Things have taken something of a turn for the worse for Preston North End in their push for promotion in recent weeks, with three straight defeats putting their place in the top-six under serious threat.
Alex Neil’s side are now just one point clear of seventh-placed Bristol City in the Championship table, and are facing something of a challenge when it comes to coping with the absence of one of their key players this season.
Having picked up an injury in their 2-0 defeat at West Brom towards the end of February, holding midfielder Ben Pearson has missed Preston’s last two games, losses away at Fulham and at home to QPR.
That injury is expected to keep Pearson out until at least the end of March, meaning he is set to miss Saturday’s game away at Luton, and subsequent home matches with Cardiff and Derby.
So how much of an impact could Pearson’s absence have on Preston in those matches?
Here, we compare Preston’s form with and without the 25-year-old in their side so far this season, in order to find out:
With Pearson having featured in all but five of Preston’s league games throughout the campaign so far, it is hard to fully assess the extent of the impact his absence will have on the side, although it does seem there is room for optimism for them going forward without their midfield lynchpin.

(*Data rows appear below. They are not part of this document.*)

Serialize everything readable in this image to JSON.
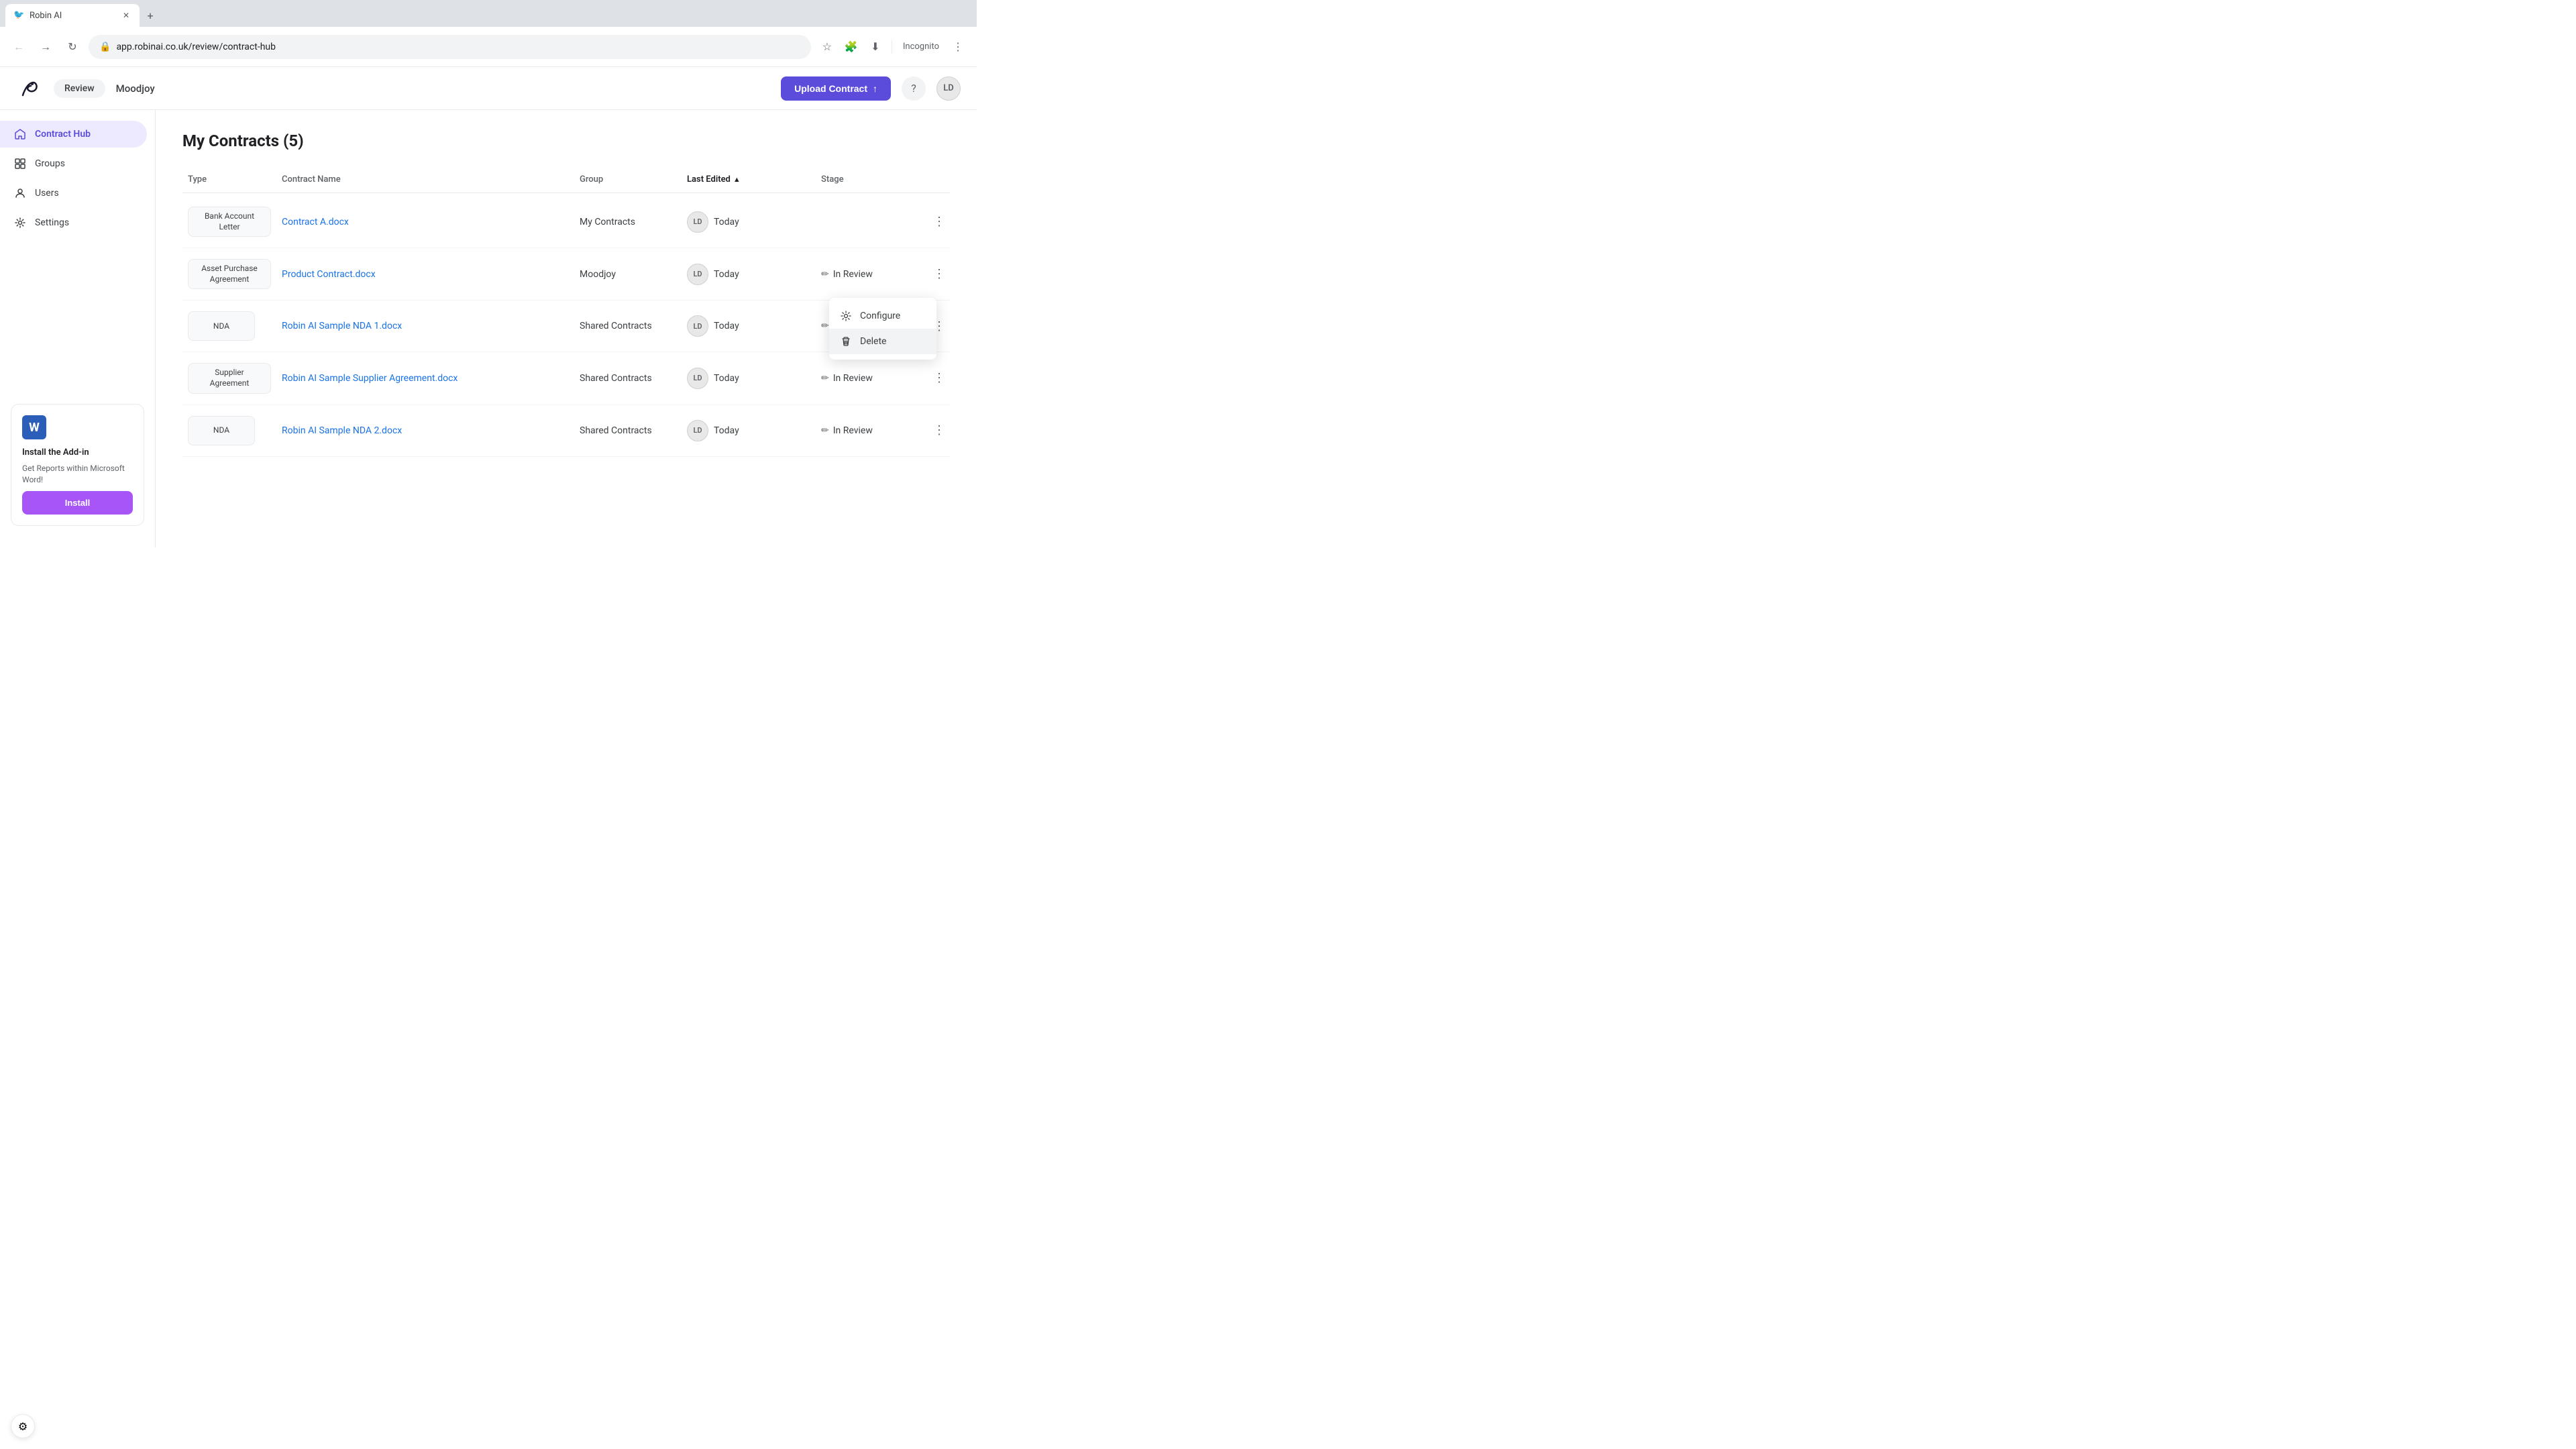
{
  "browser": {
    "tab_title": "Robin AI",
    "tab_favicon": "🐦",
    "url": "app.robinai.co.uk/review/contract-hub",
    "new_tab_label": "+",
    "incognito_label": "Incognito"
  },
  "header": {
    "nav_pill": "Review",
    "workspace": "Moodjoy",
    "upload_button": "Upload Contract",
    "help_icon": "?",
    "avatar": "LD"
  },
  "sidebar": {
    "items": [
      {
        "id": "contract-hub",
        "label": "Contract Hub",
        "active": true
      },
      {
        "id": "groups",
        "label": "Groups",
        "active": false
      },
      {
        "id": "users",
        "label": "Users",
        "active": false
      },
      {
        "id": "settings",
        "label": "Settings",
        "active": false
      }
    ],
    "addon": {
      "icon_letter": "W",
      "title": "Install the Add-in",
      "description": "Get Reports within Microsoft Word!",
      "install_button": "Install"
    }
  },
  "main": {
    "page_title": "My Contracts (5)",
    "table": {
      "columns": [
        "Type",
        "Contract Name",
        "Group",
        "Last Edited",
        "Stage",
        ""
      ],
      "rows": [
        {
          "type": "Bank Account Letter",
          "contract_name": "Contract A.docx",
          "group": "My Contracts",
          "avatar": "LD",
          "last_edited": "Today",
          "stage": "",
          "has_context_menu": true
        },
        {
          "type": "Asset Purchase Agreement",
          "contract_name": "Product Contract.docx",
          "group": "Moodjoy",
          "avatar": "LD",
          "last_edited": "Today",
          "stage": "In Review",
          "has_context_menu": false
        },
        {
          "type": "NDA",
          "contract_name": "Robin AI Sample NDA 1.docx",
          "group": "Shared Contracts",
          "avatar": "LD",
          "last_edited": "Today",
          "stage": "In Review",
          "has_context_menu": false
        },
        {
          "type": "Supplier Agreement",
          "contract_name": "Robin AI Sample Supplier Agreement.docx",
          "group": "Shared Contracts",
          "avatar": "LD",
          "last_edited": "Today",
          "stage": "In Review",
          "has_context_menu": false
        },
        {
          "type": "NDA",
          "contract_name": "Robin AI Sample NDA 2.docx",
          "group": "Shared Contracts",
          "avatar": "LD",
          "last_edited": "Today",
          "stage": "In Review",
          "has_context_menu": false
        }
      ]
    }
  },
  "context_menu": {
    "items": [
      {
        "id": "configure",
        "label": "Configure"
      },
      {
        "id": "delete",
        "label": "Delete"
      }
    ]
  }
}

Having picked up three wins and suffered just two defeats from the five games they have played without Pearson, Preston’s point per game ratio is in fact higher when the 25-year-old does not make an appearance for Neil’s men, than it is when the midfielder does feature.
Indeed, given Preston actually average 0.29 more goals per game without Pearson than with him, it could be argued that they are offered more attacking freedom to exploit when the holding midfielder is unavailable for them.
However, while the absence of Pearson may free them up somewhat going forward, it also appears as though it hinders them to a similar extent defensively.
So far this season, Preston have conceded an average of 0.22 goals more per game in matches when Pearson does not feature, seemingly highlighting the loss of the defensive protection the midfielder offers when he is in the side.
Indeed, with Preston’s average possession per game dropping by more than 3% when Pearson is out of the side, it also seems as though North End struggle to control games in quite the same way when they are forced to play without their catalyst in the centre of the park.
It should also be noted that two of those wins Preston enjoyed without Pearson came against sides struggling in the Championship this season, in the shape of Charlton Athletic and Huddersfield Town, while the two defeats were at the hands of sides further up the standings in promotion-chasing Fulham and mid-table QPR.
As a result, it seems there is plenty of reasons for Preston to be both concerned and optimistic when it comes to dealing with Pearson’s absence, and how well they manage to do that feels like it will be a big indicator of their promotion credentials this season.